De MR heeft verschillende adviesrechten. Adviesrechten zijn altijd voor de MR als geheel en niet voor afzonderlijke geledingen van de MR. Het adviesrecht gaat vooral over onderwerpen die met de organisatie van de school te maken hebben.

Een advies moet op een zodanig tijdstip worden gevraagd, dat deze van wezenlijke invloed kan zijn op de besluitvorming. Ook moet de MR in gelegenheid worden gesteld overleg te voeren met het bevoegd gezag voordat hij het advies uitbrengt. Ook is vastgelegd dat de MR zo spoedig mogelijk schriftelijk wordt geïnformeerd over de wijze waarop aan het uitgebrachte advies gevolg wordt gegeven.

Tenslotte wordt de MR in de gelegenheid gesteld overleg te voeren met het bevoegd gezag, als het advies niet of deels niet wordt gevolgd. Pas na dit overleg kan het bevoegd gezag een definitief besluit nemen.

Niet opvolgen van advies
Bij het adviesrecht kan het bevoegd gezag de reactie van de MR gemotiveerd deels of geheel naast zich neerleggen. Het is van belang dat het bevoegd gezag goed onderbouwt waarom een advies niet wordt opgevolgd. Als het bevoegd gezag weinig of geen toelichting geeft waarom het advies van de MR niet wordt opgevolgd, is het mogelijk de zaak voor te leggen aan de geschillencommissie.

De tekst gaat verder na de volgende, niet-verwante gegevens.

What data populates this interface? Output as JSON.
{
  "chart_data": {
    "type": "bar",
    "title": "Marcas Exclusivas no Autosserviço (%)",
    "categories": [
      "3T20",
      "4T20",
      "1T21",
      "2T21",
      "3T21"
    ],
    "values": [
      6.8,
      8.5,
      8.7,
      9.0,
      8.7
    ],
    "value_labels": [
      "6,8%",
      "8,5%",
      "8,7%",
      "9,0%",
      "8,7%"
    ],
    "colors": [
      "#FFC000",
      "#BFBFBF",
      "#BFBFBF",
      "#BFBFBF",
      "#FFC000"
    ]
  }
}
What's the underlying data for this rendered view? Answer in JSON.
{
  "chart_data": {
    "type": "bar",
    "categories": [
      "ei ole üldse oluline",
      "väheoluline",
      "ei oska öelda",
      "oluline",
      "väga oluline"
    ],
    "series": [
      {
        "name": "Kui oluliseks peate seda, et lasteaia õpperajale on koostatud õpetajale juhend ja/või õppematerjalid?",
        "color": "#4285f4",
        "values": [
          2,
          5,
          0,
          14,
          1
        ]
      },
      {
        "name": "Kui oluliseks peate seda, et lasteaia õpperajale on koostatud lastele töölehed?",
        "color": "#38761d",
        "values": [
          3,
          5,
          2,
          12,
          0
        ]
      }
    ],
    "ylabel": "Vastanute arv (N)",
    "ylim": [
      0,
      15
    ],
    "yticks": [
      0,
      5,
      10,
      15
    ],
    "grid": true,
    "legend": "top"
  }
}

Als het bevoegd gezag geen advies aan de MR heeft gevraagd en de MR van mening is dat het bevoegd gezag wel advies had moeten vragen, kan de MR ook een adviesgeschil voorleggen aan de geschillencommissie. Deze zal dan in de wet kijken of er advies had moeten worden gevraagd. Soms kan er echter onduidelijkheid zijn over de vraag of een bepaald beleidsvoornemen wel of niet onder het adviesrecht valt.